Figure 2: Compounds 1–4 improve translational defects caused by r(CUG)^exp.

Improvement of translational could occur if a compound binds to r(CUG)^exp (compound 2) or MBNL1 (compound 1), as both modes of action disrupt the r(CUG)^exp–MBNL1 complex and could allow for more efficient nucleocytoplasmic export. (a, top) A schematic of the luciferase reporter system that models the DM1 translational defect. The presence of r(CUG)^exp in the 3′-UTR of firefly luciferase reduces nucleocytoplasmic transport and thereby suppresses luciferase expression. However, if a small molecule binds r(CUG)^exp and displaces proteins, nucleocytoplasmic transport is improved and luciferase activity increases.
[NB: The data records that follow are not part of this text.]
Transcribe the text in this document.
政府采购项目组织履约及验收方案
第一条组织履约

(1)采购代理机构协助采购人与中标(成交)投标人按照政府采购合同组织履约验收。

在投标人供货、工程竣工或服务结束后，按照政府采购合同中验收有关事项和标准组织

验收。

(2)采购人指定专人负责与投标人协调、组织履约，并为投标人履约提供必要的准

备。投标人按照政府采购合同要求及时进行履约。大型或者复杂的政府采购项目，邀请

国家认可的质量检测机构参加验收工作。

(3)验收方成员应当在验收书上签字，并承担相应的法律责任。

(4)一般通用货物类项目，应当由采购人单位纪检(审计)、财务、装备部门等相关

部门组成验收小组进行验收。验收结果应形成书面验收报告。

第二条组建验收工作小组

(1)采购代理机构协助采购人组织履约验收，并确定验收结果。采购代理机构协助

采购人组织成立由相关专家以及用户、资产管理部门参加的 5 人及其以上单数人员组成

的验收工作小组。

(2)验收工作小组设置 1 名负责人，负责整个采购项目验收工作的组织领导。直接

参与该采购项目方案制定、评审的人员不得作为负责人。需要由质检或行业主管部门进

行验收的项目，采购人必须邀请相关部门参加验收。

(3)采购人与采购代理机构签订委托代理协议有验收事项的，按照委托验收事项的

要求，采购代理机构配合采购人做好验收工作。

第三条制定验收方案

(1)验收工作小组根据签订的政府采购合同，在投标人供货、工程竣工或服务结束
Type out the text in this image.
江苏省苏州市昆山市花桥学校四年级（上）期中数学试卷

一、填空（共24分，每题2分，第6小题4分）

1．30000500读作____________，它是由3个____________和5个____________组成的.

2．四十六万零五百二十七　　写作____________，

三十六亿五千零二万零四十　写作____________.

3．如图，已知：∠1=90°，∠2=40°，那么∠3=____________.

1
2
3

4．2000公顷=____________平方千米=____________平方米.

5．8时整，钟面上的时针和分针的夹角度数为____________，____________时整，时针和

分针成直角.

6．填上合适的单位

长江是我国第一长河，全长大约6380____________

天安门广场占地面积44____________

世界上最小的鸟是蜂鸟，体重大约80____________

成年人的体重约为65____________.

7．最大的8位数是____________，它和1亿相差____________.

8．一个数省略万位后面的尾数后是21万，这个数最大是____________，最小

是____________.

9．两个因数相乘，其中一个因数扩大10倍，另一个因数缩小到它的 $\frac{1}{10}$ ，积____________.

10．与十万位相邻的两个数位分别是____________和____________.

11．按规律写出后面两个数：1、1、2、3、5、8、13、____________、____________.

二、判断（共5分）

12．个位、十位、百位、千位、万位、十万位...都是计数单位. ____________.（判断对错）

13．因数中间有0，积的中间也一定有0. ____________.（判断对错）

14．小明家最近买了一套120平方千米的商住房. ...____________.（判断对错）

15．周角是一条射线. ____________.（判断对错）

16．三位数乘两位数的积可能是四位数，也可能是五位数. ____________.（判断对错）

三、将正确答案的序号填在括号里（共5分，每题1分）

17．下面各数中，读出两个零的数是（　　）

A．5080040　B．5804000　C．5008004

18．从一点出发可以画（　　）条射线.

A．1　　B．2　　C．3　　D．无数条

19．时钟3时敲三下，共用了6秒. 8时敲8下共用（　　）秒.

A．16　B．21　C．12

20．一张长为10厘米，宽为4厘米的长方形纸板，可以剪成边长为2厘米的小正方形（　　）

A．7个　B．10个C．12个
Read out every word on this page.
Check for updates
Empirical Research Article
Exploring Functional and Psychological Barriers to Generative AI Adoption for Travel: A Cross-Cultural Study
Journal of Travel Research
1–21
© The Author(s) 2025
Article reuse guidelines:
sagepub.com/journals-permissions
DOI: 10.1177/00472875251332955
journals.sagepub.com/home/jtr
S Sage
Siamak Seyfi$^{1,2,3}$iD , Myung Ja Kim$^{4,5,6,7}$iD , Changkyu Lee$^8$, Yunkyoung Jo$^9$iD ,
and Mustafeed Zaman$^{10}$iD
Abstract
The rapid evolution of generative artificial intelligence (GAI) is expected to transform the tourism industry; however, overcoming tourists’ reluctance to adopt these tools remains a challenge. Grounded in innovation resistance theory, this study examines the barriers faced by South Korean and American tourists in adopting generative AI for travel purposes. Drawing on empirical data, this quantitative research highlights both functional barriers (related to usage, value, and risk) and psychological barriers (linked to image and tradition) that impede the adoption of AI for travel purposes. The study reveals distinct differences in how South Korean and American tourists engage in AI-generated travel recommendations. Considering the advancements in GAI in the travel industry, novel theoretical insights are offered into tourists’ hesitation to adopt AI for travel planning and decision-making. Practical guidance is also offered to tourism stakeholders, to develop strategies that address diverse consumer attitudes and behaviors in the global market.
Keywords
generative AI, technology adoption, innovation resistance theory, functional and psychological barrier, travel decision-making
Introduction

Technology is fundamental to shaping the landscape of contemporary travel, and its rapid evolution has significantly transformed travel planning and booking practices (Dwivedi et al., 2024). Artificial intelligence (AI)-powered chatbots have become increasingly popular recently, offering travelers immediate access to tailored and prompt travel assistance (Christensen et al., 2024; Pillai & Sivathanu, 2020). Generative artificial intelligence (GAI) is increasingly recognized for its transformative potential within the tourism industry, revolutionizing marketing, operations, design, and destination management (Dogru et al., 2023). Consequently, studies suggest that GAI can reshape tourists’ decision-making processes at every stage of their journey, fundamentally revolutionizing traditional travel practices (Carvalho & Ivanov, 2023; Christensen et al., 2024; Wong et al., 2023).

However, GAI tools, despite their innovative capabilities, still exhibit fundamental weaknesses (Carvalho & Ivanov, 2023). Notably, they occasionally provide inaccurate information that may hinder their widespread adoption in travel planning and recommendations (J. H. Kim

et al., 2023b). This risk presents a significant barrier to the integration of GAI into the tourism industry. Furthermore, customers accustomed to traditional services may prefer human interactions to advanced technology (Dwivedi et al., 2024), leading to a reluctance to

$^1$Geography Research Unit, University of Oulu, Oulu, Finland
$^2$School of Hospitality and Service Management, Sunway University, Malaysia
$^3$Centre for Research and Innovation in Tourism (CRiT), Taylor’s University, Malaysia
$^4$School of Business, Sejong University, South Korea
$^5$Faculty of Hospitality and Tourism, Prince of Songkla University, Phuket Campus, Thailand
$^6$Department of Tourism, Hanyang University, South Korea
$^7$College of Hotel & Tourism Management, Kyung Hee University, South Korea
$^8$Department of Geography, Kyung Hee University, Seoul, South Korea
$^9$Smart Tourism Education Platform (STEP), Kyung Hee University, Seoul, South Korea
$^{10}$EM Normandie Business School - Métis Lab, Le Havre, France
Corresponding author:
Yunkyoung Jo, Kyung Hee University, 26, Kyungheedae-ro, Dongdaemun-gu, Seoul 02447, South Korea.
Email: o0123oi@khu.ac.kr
Likewise, if a small molecule binds proteins and displaces them from r(CUG)^exp, nucleocytoplasmic transport is also improved and luciferase activity increases. (a, bottom) Effects on luciferase activity when cells are dosed with 20 μM compound of interest. ‘+r(CUG)^exp’ indicates that the cell line expresses luciferase with r(CUG)^exp in the 3′-UTR, ‘-r(CUG)^exp’ indicates that the cell line expresses luciferase without r(CUG)^exp. Results are expressed as the percentage increase of luciferase activity relative to untreated cells, where a value of ‘0’ denotes no change in activity. Experiments were completed in triplicate. Values shown in the plot are the averages of those experiments, and the errors reported are the s.d. values. (b) Competition dialysis data for binding of 1 to BSA, MBNL1 and r(CUG)₁₂. The data clearly show that the preferred target is MBNL1 as there is no measureable binding to r(CUG)₁₂ or to BSA. Experiments were completed in duplicate. The values reported are the averages of those experiments, and the errors reported are the s.d. values.